Un mois environ après le refus du faux Werther, le pauvre Pons, sorti pour la première fois de son lit où il était resté en proie à une fièvre nerveuse, se promenait le long des boulevards, au soleil, appuyé sur le bras de Schmucke. Au boulevard du Temple, personne ne riait plus des deux Casse-noisettes, à l’aspect de la destruction de l’un et de la touchante sollicitude de l’autre pour son ami convalescent. Arrivés sur le boulevard Poissonnière, Pons avait repris des couleurs, en respirant cette atmosphère des boulevards, où l’air a tant de puissance; car, là où la foule abonde, le fluide est si vital, qu’à Rome on a remarqué le manque de mala aria dans l’infect Getto où pullulent les Juifs. Peut-être aussi l’aspect de ce qu’il se plaisait jadis à voir tous les jours, le grand spectacle de Paris, agissait-il sur le malade. En face du théâtre des Variétés, Pons laissa Schmucke, car ils allaient côte à côte; mais le convalescent quittait de temps en temps son ami pour examiner les nouveautés fraîchement exposées dans les boutiques. Il se trouva nez à nez avec le comte Popinot, qu’il aborda de la façon la plus respectueuse, l’ancien ministre étant un des hommes que Pons estimait et vénérait le plus.
—Ah! monsieur, répondit sévèrement le pair de France, je ne comprends pas que vous ayez assez peu de tact pour saluer une personne alliée à la famille où vous avez tenté d’imprimer la honte et le ridicule par une vengeance comme les artistes savent en inventer... Apprenez, monsieur, qu’à dater d’aujourd’hui nous devons être complétement étrangers l’un à l’autre. Madame la comtesse Popinot partage l’indignation que votre conduite chez les Marville a inspirée à toute la société.

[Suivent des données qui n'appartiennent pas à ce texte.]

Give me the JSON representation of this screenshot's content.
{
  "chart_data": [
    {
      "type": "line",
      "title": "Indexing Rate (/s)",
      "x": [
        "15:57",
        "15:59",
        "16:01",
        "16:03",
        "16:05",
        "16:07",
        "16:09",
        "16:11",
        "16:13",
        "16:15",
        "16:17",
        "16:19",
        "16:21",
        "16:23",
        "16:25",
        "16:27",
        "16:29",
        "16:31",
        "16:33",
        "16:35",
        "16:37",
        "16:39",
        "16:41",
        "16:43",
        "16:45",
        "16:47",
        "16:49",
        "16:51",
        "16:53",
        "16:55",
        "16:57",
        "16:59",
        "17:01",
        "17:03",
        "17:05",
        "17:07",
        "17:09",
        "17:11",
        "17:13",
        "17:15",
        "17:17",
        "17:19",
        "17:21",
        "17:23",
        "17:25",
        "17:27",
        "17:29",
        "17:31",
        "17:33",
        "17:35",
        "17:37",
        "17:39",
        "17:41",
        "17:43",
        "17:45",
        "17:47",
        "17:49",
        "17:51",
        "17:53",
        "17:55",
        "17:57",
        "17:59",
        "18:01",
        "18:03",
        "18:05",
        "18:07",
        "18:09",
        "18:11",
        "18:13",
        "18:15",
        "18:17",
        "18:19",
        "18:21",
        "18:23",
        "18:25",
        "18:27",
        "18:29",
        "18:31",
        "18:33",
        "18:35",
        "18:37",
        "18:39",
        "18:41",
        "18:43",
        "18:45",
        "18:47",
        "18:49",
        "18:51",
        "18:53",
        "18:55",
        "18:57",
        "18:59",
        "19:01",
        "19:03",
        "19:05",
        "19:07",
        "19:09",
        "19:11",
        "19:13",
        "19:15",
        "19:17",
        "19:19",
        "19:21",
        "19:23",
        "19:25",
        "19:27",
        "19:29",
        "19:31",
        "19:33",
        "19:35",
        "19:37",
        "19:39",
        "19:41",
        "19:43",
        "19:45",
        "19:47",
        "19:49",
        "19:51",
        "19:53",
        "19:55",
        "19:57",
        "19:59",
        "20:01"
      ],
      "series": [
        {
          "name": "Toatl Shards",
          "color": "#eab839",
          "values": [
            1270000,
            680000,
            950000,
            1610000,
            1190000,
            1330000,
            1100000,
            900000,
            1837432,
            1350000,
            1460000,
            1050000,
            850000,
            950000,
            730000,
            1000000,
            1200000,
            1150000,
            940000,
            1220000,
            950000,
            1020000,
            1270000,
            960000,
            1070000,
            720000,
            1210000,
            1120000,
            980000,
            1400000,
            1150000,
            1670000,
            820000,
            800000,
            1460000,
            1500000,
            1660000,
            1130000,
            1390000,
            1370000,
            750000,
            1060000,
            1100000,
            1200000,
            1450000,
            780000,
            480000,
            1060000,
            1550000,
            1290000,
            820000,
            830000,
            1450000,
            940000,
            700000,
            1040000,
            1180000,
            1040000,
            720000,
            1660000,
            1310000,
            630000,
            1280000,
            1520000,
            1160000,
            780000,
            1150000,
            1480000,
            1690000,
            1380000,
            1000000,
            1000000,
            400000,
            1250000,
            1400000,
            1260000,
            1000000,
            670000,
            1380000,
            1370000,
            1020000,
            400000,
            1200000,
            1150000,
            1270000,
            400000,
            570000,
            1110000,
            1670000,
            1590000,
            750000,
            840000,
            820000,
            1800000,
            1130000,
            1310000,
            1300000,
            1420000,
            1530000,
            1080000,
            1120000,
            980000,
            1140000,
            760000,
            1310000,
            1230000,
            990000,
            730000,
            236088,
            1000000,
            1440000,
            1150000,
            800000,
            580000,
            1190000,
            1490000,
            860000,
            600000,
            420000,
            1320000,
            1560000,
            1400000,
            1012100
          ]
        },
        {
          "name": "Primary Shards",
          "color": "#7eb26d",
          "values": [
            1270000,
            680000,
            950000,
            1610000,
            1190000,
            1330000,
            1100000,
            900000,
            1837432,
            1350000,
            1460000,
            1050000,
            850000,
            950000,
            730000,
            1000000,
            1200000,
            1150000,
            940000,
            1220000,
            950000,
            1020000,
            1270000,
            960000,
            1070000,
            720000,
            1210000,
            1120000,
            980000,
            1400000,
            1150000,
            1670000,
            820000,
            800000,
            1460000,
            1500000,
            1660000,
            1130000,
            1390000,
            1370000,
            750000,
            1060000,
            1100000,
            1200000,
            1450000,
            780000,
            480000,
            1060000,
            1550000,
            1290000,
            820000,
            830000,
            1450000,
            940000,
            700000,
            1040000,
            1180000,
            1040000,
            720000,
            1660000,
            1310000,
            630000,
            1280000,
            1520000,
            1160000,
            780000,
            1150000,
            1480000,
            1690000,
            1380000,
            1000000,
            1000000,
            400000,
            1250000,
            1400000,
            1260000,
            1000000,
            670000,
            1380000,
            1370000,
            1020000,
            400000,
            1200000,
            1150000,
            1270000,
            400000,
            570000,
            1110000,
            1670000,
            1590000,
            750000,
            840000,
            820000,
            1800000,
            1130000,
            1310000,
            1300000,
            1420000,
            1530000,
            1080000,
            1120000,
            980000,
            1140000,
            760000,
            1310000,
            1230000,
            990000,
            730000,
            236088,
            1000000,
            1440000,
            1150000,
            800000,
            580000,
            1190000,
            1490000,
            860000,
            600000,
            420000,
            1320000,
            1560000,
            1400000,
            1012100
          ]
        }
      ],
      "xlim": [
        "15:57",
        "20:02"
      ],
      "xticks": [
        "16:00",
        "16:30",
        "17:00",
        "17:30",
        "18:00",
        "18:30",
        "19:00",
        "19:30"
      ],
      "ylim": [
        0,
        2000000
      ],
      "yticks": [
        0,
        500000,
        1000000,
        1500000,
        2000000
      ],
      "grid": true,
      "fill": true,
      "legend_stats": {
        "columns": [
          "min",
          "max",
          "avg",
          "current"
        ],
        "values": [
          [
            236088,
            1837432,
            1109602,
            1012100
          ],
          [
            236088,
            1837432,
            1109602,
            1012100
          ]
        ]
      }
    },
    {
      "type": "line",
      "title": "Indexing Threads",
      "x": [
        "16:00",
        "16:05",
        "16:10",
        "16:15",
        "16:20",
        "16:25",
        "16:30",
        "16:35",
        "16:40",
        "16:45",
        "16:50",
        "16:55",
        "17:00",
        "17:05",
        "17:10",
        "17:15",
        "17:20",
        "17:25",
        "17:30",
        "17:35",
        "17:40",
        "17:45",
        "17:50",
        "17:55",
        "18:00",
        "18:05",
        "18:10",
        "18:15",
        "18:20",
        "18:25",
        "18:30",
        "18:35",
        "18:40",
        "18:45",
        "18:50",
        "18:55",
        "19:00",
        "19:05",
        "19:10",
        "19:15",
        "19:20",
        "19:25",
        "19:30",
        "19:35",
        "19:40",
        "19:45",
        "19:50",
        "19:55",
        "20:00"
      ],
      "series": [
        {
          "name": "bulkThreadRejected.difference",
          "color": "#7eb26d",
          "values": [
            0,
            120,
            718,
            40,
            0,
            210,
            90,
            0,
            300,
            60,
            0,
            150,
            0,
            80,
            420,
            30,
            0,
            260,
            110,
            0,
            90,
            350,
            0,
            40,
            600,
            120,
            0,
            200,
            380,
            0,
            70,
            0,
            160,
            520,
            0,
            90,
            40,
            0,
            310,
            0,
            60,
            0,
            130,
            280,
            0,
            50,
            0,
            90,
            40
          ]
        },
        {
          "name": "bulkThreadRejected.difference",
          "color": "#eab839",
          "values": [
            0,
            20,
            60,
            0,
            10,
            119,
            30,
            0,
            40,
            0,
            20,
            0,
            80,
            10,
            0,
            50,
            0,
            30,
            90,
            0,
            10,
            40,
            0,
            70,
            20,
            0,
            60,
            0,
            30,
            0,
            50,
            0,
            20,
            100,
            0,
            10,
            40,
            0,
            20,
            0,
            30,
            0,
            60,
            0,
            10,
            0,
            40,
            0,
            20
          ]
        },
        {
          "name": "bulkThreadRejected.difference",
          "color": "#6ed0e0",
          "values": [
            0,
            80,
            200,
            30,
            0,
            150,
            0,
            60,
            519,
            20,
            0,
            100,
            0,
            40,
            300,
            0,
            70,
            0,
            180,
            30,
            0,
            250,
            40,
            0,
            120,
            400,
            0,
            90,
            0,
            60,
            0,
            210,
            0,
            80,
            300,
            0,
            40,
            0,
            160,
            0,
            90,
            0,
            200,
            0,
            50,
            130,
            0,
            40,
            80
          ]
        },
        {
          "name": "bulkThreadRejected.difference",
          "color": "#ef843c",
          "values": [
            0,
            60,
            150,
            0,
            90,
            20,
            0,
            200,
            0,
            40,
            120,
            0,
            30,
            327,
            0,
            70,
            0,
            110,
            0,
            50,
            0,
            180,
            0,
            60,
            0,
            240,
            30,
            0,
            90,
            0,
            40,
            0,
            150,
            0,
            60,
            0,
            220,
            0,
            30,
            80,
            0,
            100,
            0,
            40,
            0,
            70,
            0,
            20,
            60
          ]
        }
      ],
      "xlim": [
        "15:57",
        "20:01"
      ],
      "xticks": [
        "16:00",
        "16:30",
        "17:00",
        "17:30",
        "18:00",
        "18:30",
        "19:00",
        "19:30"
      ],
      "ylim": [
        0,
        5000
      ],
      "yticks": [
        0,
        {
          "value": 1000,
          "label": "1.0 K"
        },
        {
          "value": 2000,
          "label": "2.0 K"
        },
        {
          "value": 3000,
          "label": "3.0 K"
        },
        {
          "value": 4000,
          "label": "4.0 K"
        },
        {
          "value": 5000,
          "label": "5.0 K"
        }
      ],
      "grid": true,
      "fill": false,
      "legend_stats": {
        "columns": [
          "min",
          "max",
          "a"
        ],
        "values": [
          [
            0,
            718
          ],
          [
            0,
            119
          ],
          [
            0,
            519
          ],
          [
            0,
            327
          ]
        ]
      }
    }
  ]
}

L’ancien ministre passa, laissant Pons foudroyé. Jamais les passions, ni la justice, ni la politique, jamais les grandes puissances sociales ne consultent l’état de l’être sur qui elles frappent. L’homme d’État, pressé par l’intérêt de famille d’écraser Pons, ne s’aperçut point de la faiblesse physique de ce redoutable ennemi.
—Qu’as-du, mon baufre ami? s’écria Schmucke en devenant aussi pâle que Pons.
—Je viens de recevoir un nouveau coup de poignard dans le cœur, répondit le bonhomme en s’appuyant sur le bras de Schmucke. Je crois qu’il n’y a que le bon Dieu qui ait le droit de faire le bien, voilà pourquoi tous ceux qui se mêlent de sa besogne en sont si cruellement punis.
Ce sarcasme d’artiste fut un suprême effort de cette excellente créature qui voulut dissiper l’effroi peint sur la figure de son ami.
—Che le grois, répondit simplement Schmucke.
Ce fut inexplicable pour Pons, à qui ni les Camusot ni les Popinot n’avaient envoyé de billet de faire part du mariage de Cécile. Sur le boulevard des Italiens, Pons vit venir à lui monsieur Cardot. Pons, averti par l’allocution du pair de France, se garda bien d’arrêter ce personnage, chez qui, l’année dernière, il dînait une fois tous les quinze jours, il se contenta de le saluer; mais le maire, le député de Paris, regarda Pons d’un air indigné sans lui rendre son salut.
—Va donc lui demander ce qu’ils ont tous contre moi, dit le bonhomme à Schmucke qui connaissait dans tous ses détails la catastrophe survenue à Pons.
—Monsir, dit finement Schmucke à Cardot, mône hâmi Bons relèfe d’eine malatie, et fu ne l’afez sans tude bas regonni.